If you’re an up-and-coming automobile manufacturer (or InsurTech) looking to break into the auto insurance space, you may want to read this. Insurance isn’t like manufacturing; it’s not like retail, it’s not like banking, it’s not like anything else. However, if you know a few things about the industry beforehand, you can save yourself a lot of grief later on.
If I were an automobile manufacturer and wanted to build an insurance product for my cars, it would be (conceptually) straightforward; come up with the unique coverage for my specific type of car and then price accordingly based on the characteristics of my automobile. However, the reality is quite a bit different for some precise reasons:
- 50 independent departments of insurance regulate insurance – and for some very practical reasons
- You don’t get to arbitrarily decide what you offer and what you charge, unlike some other industries
- Insurance isn’t merely about my vehicle – there are other vehicles and coverages (such as physical damage, medical payments, and liability) to consider
- My new car is an unknown, and in terms of loss history, a biased study isn’t enough to establish the cost of claims – time is required to gain loss history data
Why So Many Departments of Insurance?
Imagine if insurance was regulated like banking through a national agency such as the Securities Exchange Commission (SEC). In Washington, D.C., theoretically, the government is run through the equal and level-headed representation of each state through Congress and The House of Representatives. In practice, that’s not really how it works, and certain large states (by population) have more influence over things. This is a massive problem for insurance – more importantly for insureds – because insurance needs vary tremendously by the state. Take, for example, the automobile hurricane damage coverage needs in Nebraska, Indiana, Michigan, and any other non-hurricane zone state. Similarly, consider how much important snow and earthquake are for rating automobile coverage in Florida. Add to it the actual risk profile for states. How many cars are there in California compared to Montana? How many severe accidents in Maine compared to New York? This is a little like saying the same vehicle model you manufacture is fundamentally different depending on which state you’re in.

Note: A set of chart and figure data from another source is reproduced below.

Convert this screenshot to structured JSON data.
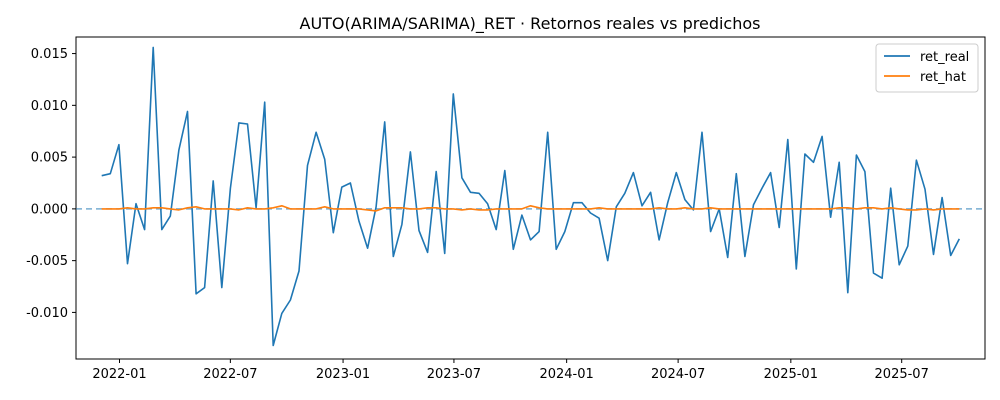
{
  "chart_data": {
    "type": "line",
    "title": "AUTO(ARIMA/SARIMA)_RET · Retornos reales vs predichos",
    "xlabel": "",
    "ylabel": "",
    "x_ticks": [
      "2022-01",
      "2022-07",
      "2023-01",
      "2023-07",
      "2024-01",
      "2024-07",
      "2025-01",
      "2025-07"
    ],
    "y_ticks": [
      "0.015",
      "0.010",
      "0.005",
      "0.000",
      "-0.005",
      "-0.010"
    ],
    "ylim": [
      -0.0145,
      0.0166
    ],
    "x": [
      "2021-12-03",
      "2021-12-17",
      "2021-12-31",
      "2022-01-14",
      "2022-01-28",
      "2022-02-11",
      "2022-02-25",
      "2022-03-11",
      "2022-03-25",
      "2022-04-08",
      "2022-04-22",
      "2022-05-06",
      "2022-05-20",
      "2022-06-03",
      "2022-06-17",
      "2022-07-01",
      "2022-07-15",
      "2022-07-29",
      "2022-08-12",
      "2022-08-26",
      "2022-09-09",
      "2022-09-23",
      "2022-10-07",
      "2022-10-21",
      "2022-11-04",
      "2022-11-18",
      "2022-12-02",
      "2022-12-16",
      "2022-12-30",
      "2023-01-13",
      "2023-01-27",
      "2023-02-10",
      "2023-02-24",
      "2023-03-10",
      "2023-03-24",
      "2023-04-07",
      "2023-04-21",
      "2023-05-05",
      "2023-05-19",
      "2023-06-02",
      "2023-06-16",
      "2023-06-30",
      "2023-07-14",
      "2023-07-28",
      "2023-08-11",
      "2023-08-25",
      "2023-09-08",
      "2023-09-22",
      "2023-10-06",
      "2023-10-20",
      "2023-11-03",
      "2023-11-17",
      "2023-12-01",
      "2023-12-15",
      "2023-12-29",
      "2024-01-12",
      "2024-01-26",
      "2024-02-09",
      "2024-02-23",
      "2024-03-08",
      "2024-03-22",
      "2024-04-05",
      "2024-04-19",
      "2024-05-03",
      "2024-05-17",
      "2024-05-31",
      "2024-06-14",
      "2024-06-28",
      "2024-07-12",
      "2024-07-26",
      "2024-08-09",
      "2024-08-23",
      "2024-09-06",
      "2024-09-20",
      "2024-10-04",
      "2024-10-18",
      "2024-11-01",
      "2024-11-15",
      "2024-11-29",
      "2024-12-13",
      "2024-12-27",
      "2025-01-10",
      "2025-01-24",
      "2025-02-07",
      "2025-02-21",
      "2025-03-07",
      "2025-03-21",
      "2025-04-04",
      "2025-04-18",
      "2025-05-02",
      "2025-05-16",
      "2025-05-30",
      "2025-06-13",
      "2025-06-27",
      "2025-07-11",
      "2025-07-25",
      "2025-08-08",
      "2025-08-22",
      "2025-09-05",
      "2025-09-19",
      "2025-10-03"
    ],
    "series": [
      {
        "name": "ret_real",
        "color": "#1f77b4",
        "values": [
          0.0032,
          0.0034,
          0.0062,
          -0.0053,
          0.0005,
          -0.002,
          0.0156,
          -0.002,
          -0.0007,
          0.0057,
          0.0094,
          -0.0082,
          -0.0076,
          0.0027,
          -0.0076,
          0.002,
          0.0083,
          0.0082,
          0.0001,
          0.0103,
          -0.0132,
          -0.0101,
          -0.0088,
          -0.006,
          0.0042,
          0.0074,
          0.0048,
          -0.0023,
          0.0021,
          0.0025,
          -0.0012,
          -0.0038,
          0.0002,
          0.0084,
          -0.0046,
          -0.0015,
          0.0055,
          -0.0021,
          -0.0042,
          0.0036,
          -0.0043,
          0.0111,
          0.003,
          0.0016,
          0.0015,
          0.0005,
          -0.002,
          0.0037,
          -0.0039,
          -0.0006,
          -0.003,
          -0.0022,
          0.0074,
          -0.0039,
          -0.0022,
          0.0006,
          0.0006,
          -0.0004,
          -0.0009,
          -0.005,
          0.0002,
          0.0015,
          0.0035,
          0.0003,
          0.0016,
          -0.003,
          0.0006,
          0.0035,
          0.0009,
          -0.0001,
          0.0074,
          -0.0022,
          0.0,
          -0.0047,
          0.0034,
          -0.0046,
          0.0004,
          0.002,
          0.0035,
          -0.0018,
          0.0067,
          -0.0058,
          0.0053,
          0.0045,
          0.007,
          -0.0008,
          0.0045,
          -0.0081,
          0.0052,
          0.0036,
          -0.0062,
          -0.0067,
          0.002,
          -0.0054,
          -0.0036,
          0.0047,
          0.0019,
          -0.0044,
          0.0011,
          -0.0045,
          -0.0029
        ]
      },
      {
        "name": "ret_hat",
        "color": "#ff7f0e",
        "values": [
          0.0,
          0.0,
          0.0,
          0.0001,
          0.0,
          0.0,
          0.0001,
          0.0001,
          0.0,
          -0.0001,
          0.0001,
          0.0002,
          0.0,
          0.0,
          0.0,
          0.0,
          -0.0001,
          0.0001,
          0.0,
          0.0,
          0.0001,
          0.0003,
          0.0,
          0.0,
          0.0,
          0.0,
          0.0002,
          0.0,
          0.0,
          0.0,
          0.0,
          -0.0001,
          -0.0002,
          0.0001,
          0.0001,
          0.0001,
          0.0,
          0.0,
          0.0001,
          0.0001,
          0.0,
          0.0,
          -0.0001,
          0.0,
          -0.0001,
          -0.0001,
          0.0,
          0.0,
          0.0,
          0.0,
          0.0003,
          0.0001,
          0.0,
          0.0,
          0.0,
          0.0,
          0.0,
          0.0,
          0.0001,
          0.0,
          0.0,
          0.0,
          0.0,
          0.0,
          0.0,
          0.0001,
          0.0,
          0.0,
          0.0001,
          0.0,
          0.0,
          0.0001,
          0.0,
          0.0,
          0.0,
          0.0,
          0.0,
          0.0,
          0.0,
          0.0,
          0.0,
          0.0,
          0.0,
          0.0,
          0.0,
          0.0,
          0.0001,
          0.0001,
          0.0,
          0.0001,
          0.0001,
          0.0,
          0.0001,
          0.0,
          -0.0001,
          -0.0001,
          0.0,
          -0.0001,
          0.0,
          0.0,
          0.0
        ]
      }
    ],
    "reference_line": {
      "y": 0.0,
      "style": "dashed",
      "color": "#1f77b4"
    },
    "legend": {
      "position": "top-right",
      "entries": [
        "ret_real",
        "ret_hat"
      ]
    },
    "grid": false
  }
}
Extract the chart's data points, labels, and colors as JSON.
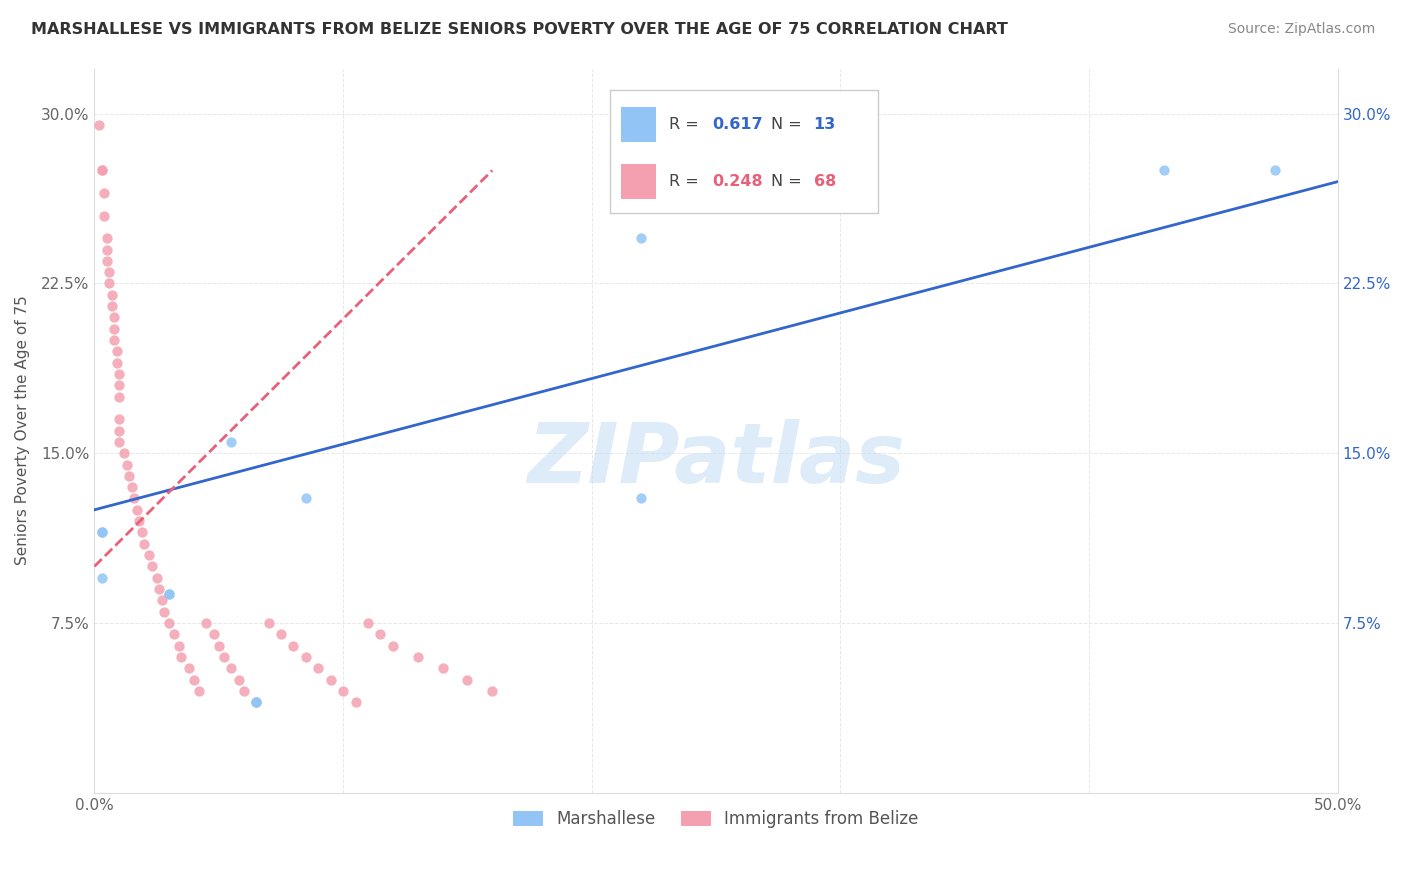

Insurance is not a manufactured item that’s used similarly no matter where it’s used. Insurance is protection with specific uses and is highly regulated for very good reason.
And I didn’t even get into the state-specific legislation like the Michigan unlimited personal injury protection coverage. This is like saying that your Michigan car must get 125 miles per gallon on the freeway (but only in the state of Michigan) – go figure it out. Good luck.
Further complicating auto insurance – as compared with manufacturing the automobile – is that you’re literally not just designing your own vehicle. You have to design your auto product around the needs of almost every other car. Insurance isn’t just about damage to your vehicle – it’s about liability and the damage that can happen to other vehicles and people. In the case of liability, your self-driving vehicle may hit a pedestrian by accident or get into an accident with a vehicle that is not the same kind as the one you built your insurance product for. This hinders the value of an automobile-specific product. It’s fine if every car on the road was the same kind as yours – but that’s not reality. Furthermore, you’re not just covering the car – you’re covering the driver. Drivers aren’t manufactured.
Whether you’re building a car or an application to streamline buying insurance, these elements of the insurance industry are critical; it’s not enough to understand the technology. Insurance has a unique regulatory environment, which cannot (and should not) be ignored. If you prepare correctly, your differentiation may very well be in how you adapt to it for your product.